La ‘trumpiana’ Fox News non apre con il discorso, ma con gli sviluppi della guerra all’Iran: “Teheran – scrive – rivendica aspri attacchi contro le basi americane… Il conflitto è a una svolta… L’Iran mette i gruppi terroristici sul chi vive per la minaccia di attacchi agli impianti energetici…”. E un esperto assicura che “bastano pochi colonnelli ribelli” a rovesciare il regime iraniano: fatto sta che, ad oggi, non si sono trovati, ammesso che bastino.

Trump: il discorso, preparando il terreno a una sconfitta
Il discorso alla Nazione di Trump parte dall’asserzione del magnate di avere vinto le elezioni 2020 – quelle vinte dal suo rivale Joe Biden -, ribadita senza però offrine prova a supporto dell’affermazione. Il discorso viene per lo più commentato con freddezza e perplessità: singolare che, a parte la scelta di Abc e Nbc, Ap, Nyt e Wp non gli dedichino neanche una breaking news.

Il titolo più neutro è quello di Axios: “Trump denuncia una vasta cospirazione per falsare il risultato delle elezioni e coprire le frodi … e segnala interferenze cinesi…”. Politico scrive: “Trump se la prende con il sistema elettorale e con i soliti nemici, ma non fornisce nessuna informazione che avalli le sue affermazioni sul voto rubato e i risultati manipolati”.
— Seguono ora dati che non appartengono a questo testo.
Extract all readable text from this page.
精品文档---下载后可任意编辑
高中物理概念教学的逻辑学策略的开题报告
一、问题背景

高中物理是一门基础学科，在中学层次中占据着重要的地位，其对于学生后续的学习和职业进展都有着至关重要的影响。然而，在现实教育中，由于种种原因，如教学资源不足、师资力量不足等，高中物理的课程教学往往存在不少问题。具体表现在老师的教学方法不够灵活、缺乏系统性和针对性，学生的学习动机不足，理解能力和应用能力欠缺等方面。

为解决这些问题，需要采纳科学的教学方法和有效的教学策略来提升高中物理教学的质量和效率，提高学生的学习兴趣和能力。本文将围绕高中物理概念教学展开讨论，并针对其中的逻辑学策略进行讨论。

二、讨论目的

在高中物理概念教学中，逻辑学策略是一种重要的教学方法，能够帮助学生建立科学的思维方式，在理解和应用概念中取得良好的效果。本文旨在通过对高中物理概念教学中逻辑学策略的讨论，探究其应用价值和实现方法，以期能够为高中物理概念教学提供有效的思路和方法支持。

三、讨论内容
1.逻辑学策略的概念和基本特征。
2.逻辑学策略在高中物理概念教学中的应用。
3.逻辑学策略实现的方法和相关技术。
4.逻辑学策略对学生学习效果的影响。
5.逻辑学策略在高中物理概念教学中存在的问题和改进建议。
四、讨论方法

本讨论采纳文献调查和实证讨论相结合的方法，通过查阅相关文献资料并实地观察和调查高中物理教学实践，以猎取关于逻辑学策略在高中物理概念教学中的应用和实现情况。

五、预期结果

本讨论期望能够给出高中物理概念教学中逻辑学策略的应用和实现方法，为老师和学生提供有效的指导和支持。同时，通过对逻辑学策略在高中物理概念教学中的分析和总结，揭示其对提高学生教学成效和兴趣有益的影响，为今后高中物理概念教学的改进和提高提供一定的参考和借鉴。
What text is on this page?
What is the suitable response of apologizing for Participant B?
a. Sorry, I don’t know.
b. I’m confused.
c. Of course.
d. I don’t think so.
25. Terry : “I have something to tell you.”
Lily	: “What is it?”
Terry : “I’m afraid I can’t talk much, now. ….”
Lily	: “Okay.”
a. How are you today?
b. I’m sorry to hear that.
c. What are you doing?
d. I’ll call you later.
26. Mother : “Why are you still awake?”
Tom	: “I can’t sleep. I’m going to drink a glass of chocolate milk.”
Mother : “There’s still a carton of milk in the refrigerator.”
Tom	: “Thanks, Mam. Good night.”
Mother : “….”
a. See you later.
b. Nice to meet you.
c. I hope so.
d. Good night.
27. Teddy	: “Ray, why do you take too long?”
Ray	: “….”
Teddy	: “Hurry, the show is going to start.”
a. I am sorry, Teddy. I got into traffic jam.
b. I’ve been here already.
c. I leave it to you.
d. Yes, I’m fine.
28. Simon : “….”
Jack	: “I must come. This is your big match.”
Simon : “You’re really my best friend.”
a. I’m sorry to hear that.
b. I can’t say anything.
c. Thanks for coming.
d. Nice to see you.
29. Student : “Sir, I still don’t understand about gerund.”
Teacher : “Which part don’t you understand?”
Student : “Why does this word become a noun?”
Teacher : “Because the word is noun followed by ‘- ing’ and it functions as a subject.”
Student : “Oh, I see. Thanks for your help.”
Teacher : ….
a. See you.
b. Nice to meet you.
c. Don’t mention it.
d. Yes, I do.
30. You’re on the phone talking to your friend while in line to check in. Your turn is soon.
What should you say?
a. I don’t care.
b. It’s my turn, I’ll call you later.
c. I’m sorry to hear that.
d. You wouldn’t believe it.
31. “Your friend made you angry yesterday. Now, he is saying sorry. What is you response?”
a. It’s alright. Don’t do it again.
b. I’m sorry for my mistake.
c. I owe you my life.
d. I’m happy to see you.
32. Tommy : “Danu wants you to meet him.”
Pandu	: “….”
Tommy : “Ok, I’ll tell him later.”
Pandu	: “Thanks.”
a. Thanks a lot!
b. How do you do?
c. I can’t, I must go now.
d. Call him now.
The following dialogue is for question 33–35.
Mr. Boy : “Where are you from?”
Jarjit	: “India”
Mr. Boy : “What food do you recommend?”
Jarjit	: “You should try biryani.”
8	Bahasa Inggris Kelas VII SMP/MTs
La Cnn vede nel discorso “un monito sulle intenzioni del presidente per il voto di midterm”: Trump “ha ribadito le consuete affermazioni sulla vulnerabilità del sistema elettorale, ma potrebbe pensare a come manipolare i risultati che verranno”. Il Wall Street Journal subodora qualcosa di analogo: “Trump rilancia gli sforzi per instillare dubbi sulle elezioni del 2020 e sulla affidabilità del voto, prima di elezioni che potrebbero vedere i repubblicani perdere le loro maggioranze nel Congresso”.

Il Washington Post, che definisce quella del presidente per le frodi elettorali “un’ossessione”, titola: “Trump non dà prove di manipolazione del voto e sottolinea le vulnerabilità del sistema”. Stando ai dati citati, 278 mila non cittadini sono registrati nelle liste elettorali: se la cifra è vera, sono lo 0,1% circa dei potenziali elettori. Il giornale si sofferma sul Save America Act, la legge che il presidente vuole che il Congresso approvi prima del voto di midterm, per impedire l’accesso alle urne di chi non ne ha diritto e per creare ostacoli alle minoranze e a chi preferisce votare per posta.

Chi snobba in modo più palese il discorso del presidente è il New York Times, che apre sul cambio di premier in atto in Gran Bretagna e sul rimpasto di governo in Ucraina e relega in terza battuta Trump, sostenendo che i documenti prodotti con avallano le affermazioni fatte. Il Nyt documenta che Trump “ha sistematicamente smantellato i dispositivi di sicurezza elettorali riducendo i fondi e tagliando un terzo degli addetti”.